Oltre il 73% della flotta delle autostrade del mare non sarà più autorizzata alla navigazione se non saranno messe in atto misure aggiuntive per migliorare l’efficienza energetica o se non sarà previsto un cambiamento del profilo operativo. Il piano di ammodernamento delle flotte dovrà essere di conseguenze imponente.

Poi esiste il sistema di regolamentazione che è stato messo in campo a livello comunitario per creare il sistema di incentivi e disincentivi necessario per accompagnare la transizione nel corso dei prossimi anni.

Per l’Emission Trading System (ETS), il sistema europeo di scambio delle emissioni, le navi devono acquistare quote di emissione per il 20% delle proprie emissioni nel 2023, aumentando questa percentuale annualmente fino alla piena copertura nel 2026.

La scansione temporale seguirà il calendario progressivo indicato nella secondo le seguenti scadenze, molto ravvicinate:

Ø 20% delle emissioni nel 2023,

Ø 45% delle emissioni nel 2024,

Ø 70% delle emissioni nel 2025,

Ø 100% delle emissioni dal 2026 in poi.

Il tempo disponibile per realizzare il rinnovo della flotta che non presenta caratteristiche coerenti con il profilo delle emissioni è dunque estremamente ristretto, si esaurisce nell’arco del prossimo quadriennio. Il costo della mancata compliance sarà molto consistente, sino al valore integrale delle emissioni dal 2026 in poi.

Ma non finisce qui. Accanto alla misura che intende spingere verso il rinnovo della flotta, monetizzando il valore delle emissioni che saranno ancora disperse nell’ambiente dalle navi non coerenti con i nuovi standard, esiste poi la fiscalizzazione del carburante non ecologico.

Per i combustibili derivati dal petrolio, l’Energy Taxation Directive (ETD) suggerisce, a partire dal prossimo anno, una tassazione non inferiore al 0,9 euro/GJoule, che significa 37-38 euro a tonnellata, a seconda del tipo di carburante; , gli Stati membri sono liberi di applicare aliquote superiori.

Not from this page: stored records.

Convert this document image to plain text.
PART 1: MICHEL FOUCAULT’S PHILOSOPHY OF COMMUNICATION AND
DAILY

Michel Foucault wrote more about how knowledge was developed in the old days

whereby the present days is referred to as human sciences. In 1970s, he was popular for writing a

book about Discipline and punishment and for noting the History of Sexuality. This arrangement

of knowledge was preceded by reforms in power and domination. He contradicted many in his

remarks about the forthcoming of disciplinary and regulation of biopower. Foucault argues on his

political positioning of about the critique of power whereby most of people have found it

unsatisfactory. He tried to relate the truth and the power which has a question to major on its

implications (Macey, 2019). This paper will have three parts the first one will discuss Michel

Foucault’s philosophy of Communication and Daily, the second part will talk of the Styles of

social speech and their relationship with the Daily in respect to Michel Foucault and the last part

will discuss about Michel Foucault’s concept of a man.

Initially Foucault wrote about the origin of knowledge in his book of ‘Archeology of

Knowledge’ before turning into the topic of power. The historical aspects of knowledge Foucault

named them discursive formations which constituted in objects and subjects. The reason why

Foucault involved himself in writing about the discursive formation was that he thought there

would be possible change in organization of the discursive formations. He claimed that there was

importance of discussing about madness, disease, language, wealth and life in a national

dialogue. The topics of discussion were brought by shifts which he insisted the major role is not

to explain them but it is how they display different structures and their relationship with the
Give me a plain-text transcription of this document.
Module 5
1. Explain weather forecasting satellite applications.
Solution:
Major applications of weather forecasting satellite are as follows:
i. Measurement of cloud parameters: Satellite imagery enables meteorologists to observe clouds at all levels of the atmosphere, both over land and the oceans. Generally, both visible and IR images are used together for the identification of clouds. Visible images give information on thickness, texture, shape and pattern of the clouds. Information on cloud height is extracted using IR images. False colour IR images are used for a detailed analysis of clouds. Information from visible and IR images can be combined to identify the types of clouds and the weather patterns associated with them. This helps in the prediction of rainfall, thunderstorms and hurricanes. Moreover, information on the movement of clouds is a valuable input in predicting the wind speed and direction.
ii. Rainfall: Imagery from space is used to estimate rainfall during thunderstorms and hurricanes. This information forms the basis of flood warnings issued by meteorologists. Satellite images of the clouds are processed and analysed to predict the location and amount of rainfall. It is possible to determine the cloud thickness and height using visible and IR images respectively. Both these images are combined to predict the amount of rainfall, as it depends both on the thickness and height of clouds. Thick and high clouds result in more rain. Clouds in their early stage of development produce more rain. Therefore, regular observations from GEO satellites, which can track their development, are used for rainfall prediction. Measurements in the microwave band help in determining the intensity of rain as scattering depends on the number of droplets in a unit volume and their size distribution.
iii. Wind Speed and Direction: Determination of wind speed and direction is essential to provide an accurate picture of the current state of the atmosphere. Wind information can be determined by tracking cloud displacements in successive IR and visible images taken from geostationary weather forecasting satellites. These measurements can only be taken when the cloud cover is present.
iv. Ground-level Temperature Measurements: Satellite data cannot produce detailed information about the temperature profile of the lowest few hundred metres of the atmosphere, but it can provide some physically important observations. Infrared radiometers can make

Se si adottassero i criteri attualmente in uso nel settore delle accise per i combustibili industriali, per i gasoli – che sono dei distillati – potrebbe esserci un costo aggiuntivo per tonnellata molto più elevato. L’ETS e l’ETD si inseriscono in un contesto di crescita molto sostenuta del prezzo dei combustibili.

Rispetto ai livelli pre-pandemia, aumento dei costi del carburante da un lato e adozione dei due sistemi di regolazione europea ETS ed ETD dall’altro porteranno ad un incremento del 325% del costo dell’energia, che rappresenta per molte compagnie oltre il 50% dei costi operativi delle navi.

Nel 2019 le emissioni totali di CO2 in Italia sono state pari a 418 milioni di tonnellate. La flotta di cabotaggio contribuisce per lo 0,9% sul totale complessivo. L’incidenza delle autostrade del mare sul totale delle emissioni di anidride carbonica è molto relativa, ma ci dice quanto sforzo dovrà essere condotto dall’insieme dell’economia per adeguarsi agli obiettivi della decarbonizzazione.

Per il settore delle autostrade del mare l’introduzione dell’ETS comporterà un aggravio di costi di oltre 275 milioni di euro all’anno, che diventeranno 320 milioni di euro con l’introduzione dell’ETD, ma che potrebbero addirittura arrivare a 380 milioni di euro qualora si adottasse il livello della accise industriali.

Insomma, la sfida che sta di fronte al settore delle autostrade del mare è enorme e difficile. E’ solo una frazione di quella che tutti i settori dell’economia dovranno compiere per adeguarsi, in un tempo che si restringerà sempre di più, perché è sotto i nostri occhi quello che prima era riservato ad una ristretta comunità di scienziati che predicavano nel deserto.